Being practically housebound in the aftermath of my heart attack has granted me significantly more time to focus on writing. My cardiologist’s orders to rest providing me with a perfect opportunity to concentrate on the literary job in hand. Negating against having to sneak twenty minutes of penmanship in here and there between everyday tasks, as was the case pre-cardiac arrest.
As much as my current plight frustrates me, this hiatus from being carer, chauffeur, personal shopper, odd-job man, IT help desk, occasional cook and gardener for two family members has been warmly welcomed. Subsequently, I intend utilising not being so heavily relied upon at the moment to compose additional narratives.
Due to the doctor’s lifestyle edict, writing is one of two favoured hobbies in which I can currently partake. My habit of grinding my jaw bone being the only other pastime not frowned upon by my medical team. The latter hasn’t really took off yet as a spectator sport, but give it time and I’m sure it’ll be giving the World Gurning Championship a run for it’s money popularity wise.
The severe fatigue I’ve felt since my ‘medical incident’ isn’t a tiredness I’ve ever experienced before. Well, apart from maybe when I worked nightshifts on a rotating shift pattern in the 1980’s/90’s.
Times when my capricious body-clock only granted me two hours sleep a day. A gruelling experience which by the end of the working week resulted in such extreme tiredness on nightshift it wasn’t uncommon for me to momentarily nod off in my chair.
A problematic condition which led Staines Narcolepsy & Occupational Rehabilitation Executive (SNORE) make me an honorary narcoleptic. Sadly, institutional snobbery within the hallowed halls of the narcolepsy movement barred me from the higher accolade of becoming a full narcoleptic. However, if I’d have worked permanent nightshifts it’s a position I’d no doubt have secured with consummate ease.
I truly hated working nightshifts; my existential nemesis every fourth week between 1983 until 2003. The fatigue levels consequential from the resultant sleep deprivation were such it physically hurt.

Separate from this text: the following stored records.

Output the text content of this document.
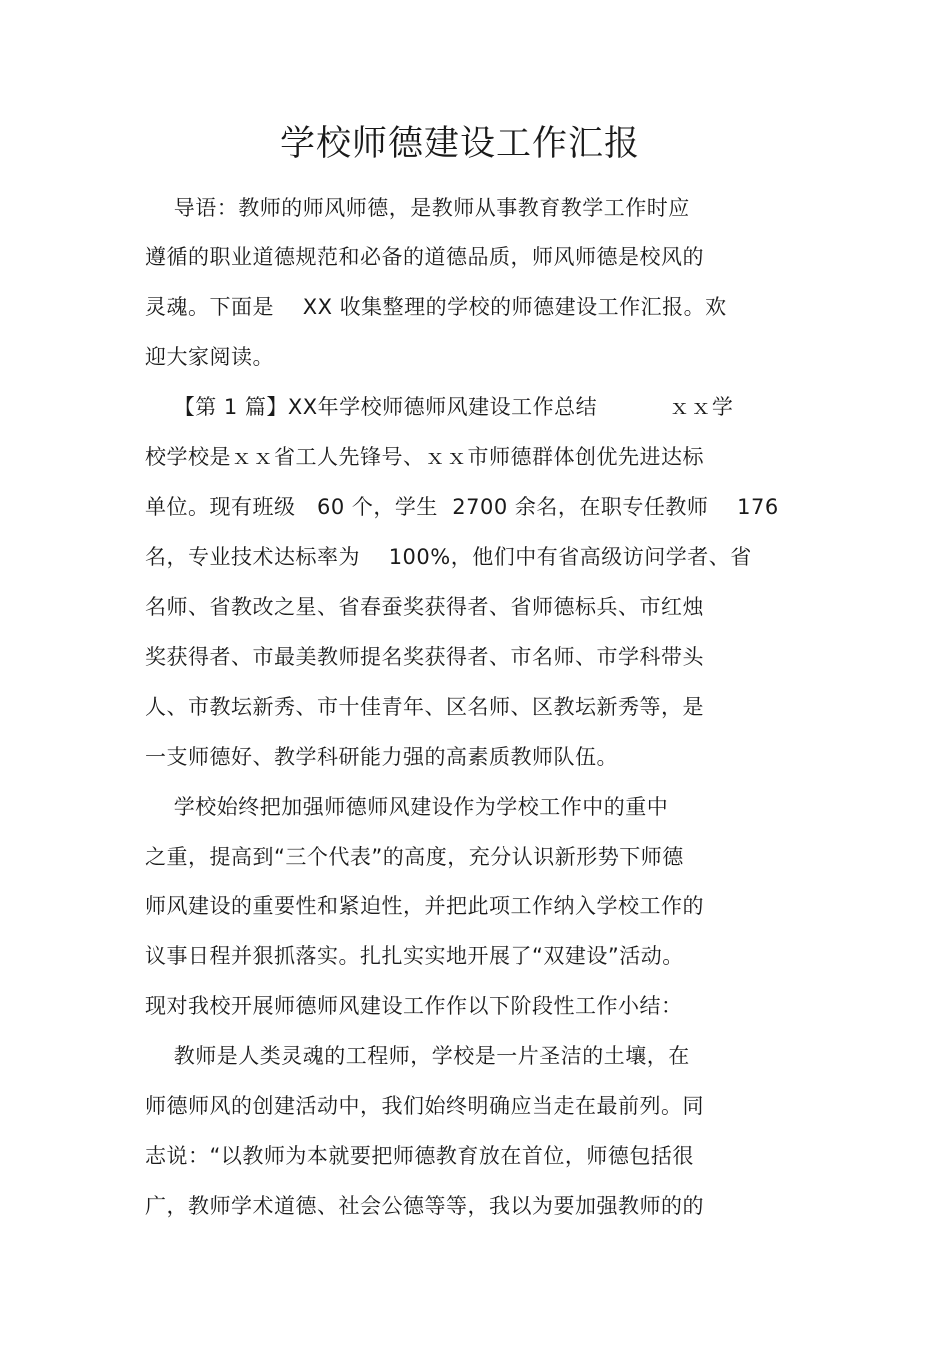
学校师德建设工作汇报
导语：教师的师风师德，是教师从事教育教学工作时应
遵循的职业道德规范和必备的道德品质，师风师德是校风的
灵魂。下面是    XX 收集整理的学校的师德建设工作汇报。欢
迎大家阅读。
【第 1 篇】XX年学校师德师风建设工作总结          ｘｘ学
校学校是ｘｘ省工人先锋号、ｘｘ市师德群体创优先进达标
单位。现有班级   60 个，学生  2700 余名，在职专任教师    176
名，专业技术达标率为    100%，他们中有省高级访问学者、省
名师、省教改之星、省春蚕奖获得者、省师德标兵、市红烛
奖获得者、市最美教师提名奖获得者、市名师、市学科带头
人、市教坛新秀、市十佳青年、区名师、区教坛新秀等，是
一支师德好、教学科研能力强的高素质教师队伍。
学校始终把加强师德师风建设作为学校工作中的重中
之重，提高到“三个代表”的高度，充分认识新形势下师德
师风建设的重要性和紧迫性，并把此项工作纳入学校工作的
议事日程并狠抓落实。扎扎实实地开展了“双建设”活动。
现对我校开展师德师风建设工作作以下阶段性工作小结：
教师是人类灵魂的工程师，学校是一片圣洁的土壤，在
师德师风的创建活动中，我们始终明确应当走在最前列。同
志说：“以教师为本就要把师德教育放在首位，师德包括很
广，教师学术道德、社会公德等等，我以为要加强教师的的
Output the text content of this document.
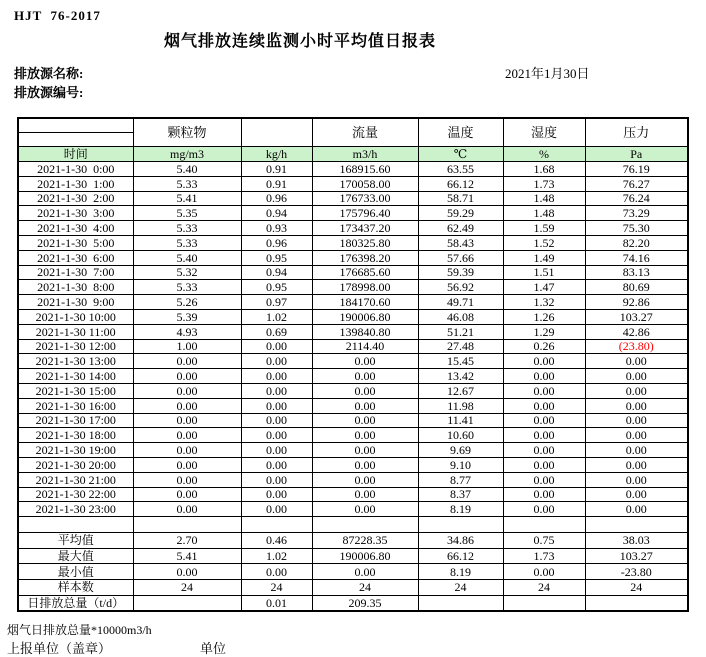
HJT  76-2017
烟气排放连续监测小时平均值日报表
排放源名称:	2021年1月30日
排放源编号:
	颗粒物		流量	温度	湿度	压力

时间	mg/m3	kg/h	m3/h	℃	%	Pa
2021-1-30  0:00	5.40	0.91	168915.60	63.55	1.68	76.19
2021-1-30  1:00	5.33	0.91	170058.00	66.12	1.73	76.27
2021-1-30  2:00	5.41	0.96	176733.00	58.71	1.48	76.24
2021-1-30  3:00	5.35	0.94	175796.40	59.29	1.48	73.29
2021-1-30  4:00	5.33	0.93	173437.20	62.49	1.59	75.30
2021-1-30  5:00	5.33	0.96	180325.80	58.43	1.52	82.20
2021-1-30  6:00	5.40	0.95	176398.20	57.66	1.49	74.16
2021-1-30  7:00	5.32	0.94	176685.60	59.39	1.51	83.13
2021-1-30  8:00	5.33	0.95	178998.00	56.92	1.47	80.69
2021-1-30  9:00	5.26	0.97	184170.60	49.71	1.32	92.86
2021-1-30 10:00	5.39	1.02	190006.80	46.08	1.26	103.27
2021-1-30 11:00	4.93	0.69	139840.80	51.21	1.29	42.86
2021-1-30 12:00	1.00	0.00	2114.40	27.48	0.26	(23.80)
2021-1-30 13:00	0.00	0.00	0.00	15.45	0.00	0.00
2021-1-30 14:00	0.00	0.00	0.00	13.42	0.00	0.00
2021-1-30 15:00	0.00	0.00	0.00	12.67	0.00	0.00
2021-1-30 16:00	0.00	0.00	0.00	11.98	0.00	0.00
2021-1-30 17:00	0.00	0.00	0.00	11.41	0.00	0.00
2021-1-30 18:00	0.00	0.00	0.00	10.60	0.00	0.00
2021-1-30 19:00	0.00	0.00	0.00	9.69	0.00	0.00
2021-1-30 20:00	0.00	0.00	0.00	9.10	0.00	0.00
2021-1-30 21:00	0.00	0.00	0.00	8.77	0.00	0.00
2021-1-30 22:00	0.00	0.00	0.00	8.37	0.00	0.00
2021-1-30 23:00	0.00	0.00	0.00	8.19	0.00	0.00

平均值	2.70	0.46	87228.35	34.86	0.75	38.03
最大值	5.41	1.02	190006.80	66.12	1.73	103.27
最小值	0.00	0.00	0.00	8.19	0.00	-23.80
样本数	24	24	24	24	24	24
日排放总量（t/d）		0.01	209.35			
烟气日排放总量*10000m3/h
上报单位（盖章）	单位
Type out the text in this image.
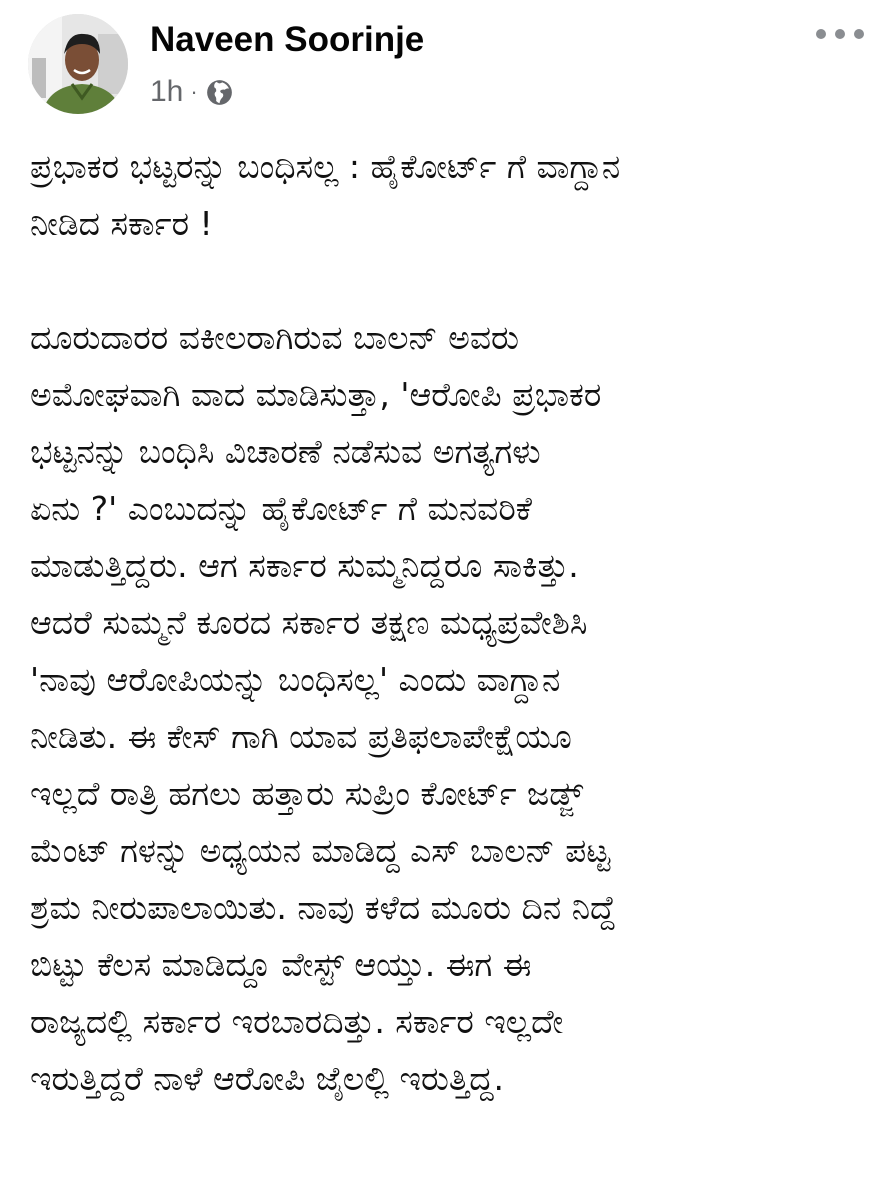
Naveen Soorinje
1h ·

ಪ್ರಭಾಕರ ಭಟ್ಟರನ್ನು ಬಂಧಿಸಲ್ಲ : ಹೈಕೋರ್ಟ್ ಗೆ ವಾಗ್ದಾನ
ನೀಡಿದ ಸರ್ಕಾರ !

ದೂರುದಾರರ ವಕೀಲರಾಗಿರುವ ಬಾಲನ್ ಅವರು
ಅಮೋಘವಾಗಿ ವಾದ ಮಾಡಿಸುತ್ತಾ, 'ಆರೋಪಿ ಪ್ರಭಾಕರ
ಭಟ್ಟನನ್ನು ಬಂಧಿಸಿ ವಿಚಾರಣೆ ನಡೆಸುವ ಅಗತ್ಯಗಳು
ಏನು ?' ಎಂಬುದನ್ನು ಹೈಕೋರ್ಟ್ ಗೆ ಮನವರಿಕೆ
ಮಾಡುತ್ತಿದ್ದರು. ಆಗ ಸರ್ಕಾರ ಸುಮ್ಮನಿದ್ದರೂ ಸಾಕಿತ್ತು.
ಆದರೆ ಸುಮ್ಮನೆ ಕೂರದ ಸರ್ಕಾರ ತಕ್ಷಣ ಮಧ್ಯಪ್ರವೇಶಿಸಿ
'ನಾವು ಆರೋಪಿಯನ್ನು ಬಂಧಿಸಲ್ಲ' ಎಂದು ವಾಗ್ದಾನ
ನೀಡಿತು. ಈ ಕೇಸ್ ಗಾಗಿ ಯಾವ ಪ್ರತಿಫಲಾಪೇಕ್ಷೆಯೂ
ಇಲ್ಲದೆ ರಾತ್ರಿ ಹಗಲು ಹತ್ತಾರು ಸುಪ್ರಿಂ ಕೋರ್ಟ್ ಜಡ್ಜ್
ಮೆಂಟ್ ಗಳನ್ನು ಅಧ್ಯಯನ ಮಾಡಿದ್ದ ಎಸ್ ಬಾಲನ್ ಪಟ್ಟ
ಶ್ರಮ ನೀರುಪಾಲಾಯಿತು. ನಾವು ಕಳೆದ ಮೂರು ದಿನ ನಿದ್ದೆ
ಬಿಟ್ಟು ಕೆಲಸ ಮಾಡಿದ್ದೂ ವೇಸ್ಟ್ ಆಯ್ತು. ಈಗ ಈ
ರಾಜ್ಯದಲ್ಲಿ ಸರ್ಕಾರ ಇರಬಾರದಿತ್ತು. ಸರ್ಕಾರ ಇಲ್ಲದೇ
ಇರುತ್ತಿದ್ದರೆ ನಾಳೆ ಆರೋಪಿ ಜೈಲಲ್ಲಿ ಇರುತ್ತಿದ್ದ.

On one particular nightshift, during a sleepless week in the 1990’s, a colleague approached me at my workstation and remarked “You look really tired, Gary!”, Feeling utterly shattered and uninterested in engaging in conversation I tetchily responded “I am.”. A rudeness that caused my well-meaning colleague to return to his desk.
It wasn’t the most insightful conversation I ever had with a work colleague, nor is it a tale that’ll secure me the 2019 Raconteur of the Year award. However, I thought I’d include the tale in an attempt to paint a whimsical slant on how sleeplessness affected my work…… If I ever broach this subject again I’ll endeavour to make the next one funny!!
Occasionally, like a few of my more fatigued work colleagues, I’d attempt to steal a few minutes slumber during a overnight ‘lunch’ break. A foolish approach as not only did you feel worse when waking after thirty minutes kip, but you ran the risk of waking with a banana skin on your head, or the victim of a plethora of other pranks.
One night shift twenty plus years ago a colleague who took an opportunity to sleep on nightshift woke to find he’d been wheel-clamped. His point blank refusal to pay £100 for the yellow clamp to be removed from his ankles resulted in him being left on the restroom settee. A makeshift holding area until we could work out how to get a tow truck into the building.
I don’t know what that guy does now, however I’d like to think he undertakes it with a bloody big wheel clamp still attached to his ankles.
Despite my sheer distain for working through the night I stuck them out for twenty years. Although the toll sleep deprivation took on my body would’ve no doubt contributed towards my recent health scare, it’s a strategy that for two decades allowed me to feed, clothe and shelter my family to a decent standard.
Consequently, my sacrifice has to have been worthwhile…… Hasn’t it?!